The Moral Response to Terrorism and Cosmopolitanism by Louis Pojman (Chapter 7) outlines the change in the threat from terrorism, from mutual secular self-interest in the Cold War, to religious fundamentalists who are willing to kill themselves as well as us: ‘The comprehensive cultural reinforcement of the suicide bomber and terrorist marks this kind of fundamentalism off from our normal sense of prudent and moral behaviour’ (p.141). Modern technology—bombs, aircraft, chemical, biological, radiological and nuclear warfare—has exponentially increased the threat. The key changes which characterize the post-9/11 nature of terrorism (at least in the West) are the use of suicidal missions aiming to kill very large numbers of people, the global reach, and a concomitant awareness of how the sensationalism of the global media can be used to polarize and unify opposition to the West. Pojman, and in Chapter 7 Daniele Archibugu and Iris Marion Young, hypothesize a global world order and rule of law based on international co-operation as an ‘alternative’ response to terrorism—although the US have been unwilling to legitimize international institutions and courts if they conflict with US interests.

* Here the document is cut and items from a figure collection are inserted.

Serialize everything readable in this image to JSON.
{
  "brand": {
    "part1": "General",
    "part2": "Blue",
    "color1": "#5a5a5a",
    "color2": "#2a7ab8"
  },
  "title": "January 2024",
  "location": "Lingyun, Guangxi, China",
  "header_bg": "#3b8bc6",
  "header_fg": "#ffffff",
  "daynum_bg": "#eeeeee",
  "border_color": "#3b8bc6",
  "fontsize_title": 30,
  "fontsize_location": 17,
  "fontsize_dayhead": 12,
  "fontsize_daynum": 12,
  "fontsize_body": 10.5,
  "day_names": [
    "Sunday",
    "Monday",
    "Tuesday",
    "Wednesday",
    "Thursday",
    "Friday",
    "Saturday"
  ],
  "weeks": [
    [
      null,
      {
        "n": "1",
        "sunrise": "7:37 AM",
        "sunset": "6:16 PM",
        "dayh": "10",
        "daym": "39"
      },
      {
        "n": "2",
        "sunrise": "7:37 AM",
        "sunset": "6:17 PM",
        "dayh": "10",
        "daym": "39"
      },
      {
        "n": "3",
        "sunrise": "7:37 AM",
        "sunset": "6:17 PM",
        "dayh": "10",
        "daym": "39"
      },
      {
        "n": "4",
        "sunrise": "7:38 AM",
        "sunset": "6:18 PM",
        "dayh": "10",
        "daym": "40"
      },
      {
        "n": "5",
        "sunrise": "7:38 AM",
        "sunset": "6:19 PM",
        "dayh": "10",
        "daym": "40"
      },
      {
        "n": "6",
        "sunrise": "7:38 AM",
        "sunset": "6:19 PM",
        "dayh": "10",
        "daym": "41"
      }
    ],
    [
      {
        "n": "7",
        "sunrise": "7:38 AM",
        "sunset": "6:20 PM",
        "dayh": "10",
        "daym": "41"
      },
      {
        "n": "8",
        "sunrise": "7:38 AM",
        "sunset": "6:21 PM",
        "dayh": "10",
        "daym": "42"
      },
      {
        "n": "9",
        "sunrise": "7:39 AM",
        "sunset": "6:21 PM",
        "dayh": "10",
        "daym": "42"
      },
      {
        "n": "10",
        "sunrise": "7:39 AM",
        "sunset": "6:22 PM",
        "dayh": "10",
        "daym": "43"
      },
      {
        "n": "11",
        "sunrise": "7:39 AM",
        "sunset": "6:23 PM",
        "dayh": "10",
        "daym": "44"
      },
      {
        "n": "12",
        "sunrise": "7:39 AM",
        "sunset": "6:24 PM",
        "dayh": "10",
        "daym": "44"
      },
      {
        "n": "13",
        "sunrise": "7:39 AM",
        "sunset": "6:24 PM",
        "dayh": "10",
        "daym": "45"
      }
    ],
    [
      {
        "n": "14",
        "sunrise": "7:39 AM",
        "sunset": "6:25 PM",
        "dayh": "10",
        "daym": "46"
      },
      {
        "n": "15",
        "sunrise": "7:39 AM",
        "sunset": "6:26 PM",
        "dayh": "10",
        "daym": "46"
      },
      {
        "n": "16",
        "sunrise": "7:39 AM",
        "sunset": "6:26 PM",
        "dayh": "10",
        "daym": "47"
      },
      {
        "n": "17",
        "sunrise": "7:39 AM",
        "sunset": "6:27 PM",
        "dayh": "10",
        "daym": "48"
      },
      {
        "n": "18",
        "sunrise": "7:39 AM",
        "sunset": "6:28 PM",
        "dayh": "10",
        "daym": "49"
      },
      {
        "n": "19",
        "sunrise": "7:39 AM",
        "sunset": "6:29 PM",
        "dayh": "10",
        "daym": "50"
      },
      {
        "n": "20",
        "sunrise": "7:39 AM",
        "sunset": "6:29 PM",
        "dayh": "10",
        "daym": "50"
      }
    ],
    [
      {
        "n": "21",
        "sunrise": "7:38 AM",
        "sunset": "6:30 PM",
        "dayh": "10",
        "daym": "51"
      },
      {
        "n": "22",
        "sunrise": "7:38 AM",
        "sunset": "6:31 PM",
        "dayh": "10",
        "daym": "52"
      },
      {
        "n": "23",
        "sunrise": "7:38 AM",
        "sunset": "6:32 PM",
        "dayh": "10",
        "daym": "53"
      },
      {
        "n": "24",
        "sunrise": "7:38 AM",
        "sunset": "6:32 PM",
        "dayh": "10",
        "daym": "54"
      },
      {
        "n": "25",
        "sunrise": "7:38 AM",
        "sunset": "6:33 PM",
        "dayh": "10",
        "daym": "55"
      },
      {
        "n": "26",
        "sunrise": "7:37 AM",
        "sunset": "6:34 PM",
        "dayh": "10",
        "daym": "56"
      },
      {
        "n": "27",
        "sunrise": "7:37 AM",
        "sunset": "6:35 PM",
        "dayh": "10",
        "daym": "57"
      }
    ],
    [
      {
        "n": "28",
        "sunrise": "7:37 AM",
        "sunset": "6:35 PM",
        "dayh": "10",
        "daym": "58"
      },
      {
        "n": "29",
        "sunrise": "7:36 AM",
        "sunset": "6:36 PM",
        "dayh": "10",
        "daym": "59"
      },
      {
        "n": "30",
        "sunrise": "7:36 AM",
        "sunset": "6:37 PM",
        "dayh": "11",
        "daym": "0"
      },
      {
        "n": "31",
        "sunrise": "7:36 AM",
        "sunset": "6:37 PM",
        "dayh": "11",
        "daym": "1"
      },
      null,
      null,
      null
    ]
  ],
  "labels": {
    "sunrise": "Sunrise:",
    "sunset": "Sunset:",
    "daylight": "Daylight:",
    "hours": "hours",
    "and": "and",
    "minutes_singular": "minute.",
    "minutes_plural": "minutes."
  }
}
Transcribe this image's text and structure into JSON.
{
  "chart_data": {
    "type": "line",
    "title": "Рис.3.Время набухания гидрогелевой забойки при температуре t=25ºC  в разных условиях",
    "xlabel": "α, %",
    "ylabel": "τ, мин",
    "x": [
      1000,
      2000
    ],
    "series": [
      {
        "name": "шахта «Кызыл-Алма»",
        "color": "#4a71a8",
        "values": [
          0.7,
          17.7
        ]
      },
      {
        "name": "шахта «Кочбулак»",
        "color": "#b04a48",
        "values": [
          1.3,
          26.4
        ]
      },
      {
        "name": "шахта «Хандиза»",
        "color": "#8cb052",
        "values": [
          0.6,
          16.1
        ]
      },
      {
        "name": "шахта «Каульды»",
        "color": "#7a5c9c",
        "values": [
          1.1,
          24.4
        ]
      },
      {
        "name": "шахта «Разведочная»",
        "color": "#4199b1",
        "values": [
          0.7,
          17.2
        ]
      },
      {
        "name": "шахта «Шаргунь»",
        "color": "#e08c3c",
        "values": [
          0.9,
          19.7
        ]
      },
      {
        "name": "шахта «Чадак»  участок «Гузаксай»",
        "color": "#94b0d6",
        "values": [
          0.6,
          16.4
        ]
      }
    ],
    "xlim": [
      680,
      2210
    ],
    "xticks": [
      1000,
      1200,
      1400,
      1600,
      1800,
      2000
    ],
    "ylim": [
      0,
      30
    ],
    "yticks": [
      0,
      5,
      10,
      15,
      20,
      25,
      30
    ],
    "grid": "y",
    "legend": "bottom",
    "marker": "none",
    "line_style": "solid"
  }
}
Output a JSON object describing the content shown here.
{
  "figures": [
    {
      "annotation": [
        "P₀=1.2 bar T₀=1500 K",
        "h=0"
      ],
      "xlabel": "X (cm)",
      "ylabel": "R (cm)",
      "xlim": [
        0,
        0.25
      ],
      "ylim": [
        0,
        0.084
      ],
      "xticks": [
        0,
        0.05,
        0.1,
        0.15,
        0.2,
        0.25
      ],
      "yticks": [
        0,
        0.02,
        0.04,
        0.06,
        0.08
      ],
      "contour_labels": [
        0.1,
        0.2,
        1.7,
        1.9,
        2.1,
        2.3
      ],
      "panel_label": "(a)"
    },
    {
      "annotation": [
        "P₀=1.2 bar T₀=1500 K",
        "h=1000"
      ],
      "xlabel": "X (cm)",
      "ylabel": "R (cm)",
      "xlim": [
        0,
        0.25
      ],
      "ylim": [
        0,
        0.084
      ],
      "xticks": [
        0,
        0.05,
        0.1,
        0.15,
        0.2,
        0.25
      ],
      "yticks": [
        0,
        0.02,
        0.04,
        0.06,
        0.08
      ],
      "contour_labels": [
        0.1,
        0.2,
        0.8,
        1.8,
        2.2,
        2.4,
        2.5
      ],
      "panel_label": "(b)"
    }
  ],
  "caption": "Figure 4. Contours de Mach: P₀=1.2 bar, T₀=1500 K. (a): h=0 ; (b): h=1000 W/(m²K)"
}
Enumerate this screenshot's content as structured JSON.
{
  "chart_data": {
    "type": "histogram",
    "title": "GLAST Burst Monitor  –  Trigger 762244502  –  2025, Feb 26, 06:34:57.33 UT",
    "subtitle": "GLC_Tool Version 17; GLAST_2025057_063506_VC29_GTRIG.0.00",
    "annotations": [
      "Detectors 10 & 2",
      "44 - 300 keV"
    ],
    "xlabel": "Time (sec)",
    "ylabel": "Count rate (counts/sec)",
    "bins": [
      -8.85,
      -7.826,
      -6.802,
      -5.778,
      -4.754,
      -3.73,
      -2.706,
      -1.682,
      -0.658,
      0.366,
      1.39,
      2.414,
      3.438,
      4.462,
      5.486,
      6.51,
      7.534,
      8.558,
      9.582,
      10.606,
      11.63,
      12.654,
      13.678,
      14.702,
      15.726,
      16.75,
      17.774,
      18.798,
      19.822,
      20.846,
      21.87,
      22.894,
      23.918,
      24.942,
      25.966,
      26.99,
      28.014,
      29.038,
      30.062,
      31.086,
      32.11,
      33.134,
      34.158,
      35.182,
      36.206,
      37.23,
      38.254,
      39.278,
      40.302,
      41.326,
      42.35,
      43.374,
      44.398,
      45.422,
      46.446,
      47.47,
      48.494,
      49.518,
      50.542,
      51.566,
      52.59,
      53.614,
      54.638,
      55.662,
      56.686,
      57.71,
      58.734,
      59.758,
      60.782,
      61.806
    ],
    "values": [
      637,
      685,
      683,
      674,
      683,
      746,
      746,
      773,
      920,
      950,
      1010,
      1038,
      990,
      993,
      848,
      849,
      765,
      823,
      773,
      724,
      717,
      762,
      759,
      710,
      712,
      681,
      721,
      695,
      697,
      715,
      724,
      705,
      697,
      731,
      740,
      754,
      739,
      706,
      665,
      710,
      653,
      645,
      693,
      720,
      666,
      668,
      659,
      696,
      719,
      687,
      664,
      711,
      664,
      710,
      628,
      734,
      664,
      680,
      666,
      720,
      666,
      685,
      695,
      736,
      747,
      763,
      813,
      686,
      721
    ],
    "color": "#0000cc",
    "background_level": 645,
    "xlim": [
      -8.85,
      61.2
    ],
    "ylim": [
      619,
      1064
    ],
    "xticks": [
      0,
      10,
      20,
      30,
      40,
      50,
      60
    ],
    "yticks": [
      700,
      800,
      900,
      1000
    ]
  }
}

Taken overall, the book offers an almost first-response insight into academic discussion of terrorism as the ripples of 9/11 reverberated into 2003. The essays must be taken as reflective of their time, as the book notably contains no mention of Iraq, weapons of mass destruction, Abu Ghraib prison, Guantanamo Bay, and the use of torture as a means of fighting terrorism—as the papers were of course written before the US invasion of Iraq in 2003. Indeed, some essays read as though the authors have not yet got over their shock at such an infringement onto US soil, and are just beginning to assimilate the events of 9/11 and analyse the underlying reasons. As such, the book contains disappointingly few serious, mature, attempts at formulating a strategy against modern terrorists, despite pointing out the history and background which could have predicted such an attack. There is little agreement on the causes or definition of terrorism, so the authors offer a diverse range of viewpoints which gives the book a fractured feel, relying on reiteration rather than development of the themes throughout. It nonetheless offers an informed, broad, and considered discussion of the ongoing issues of international terrorism and response.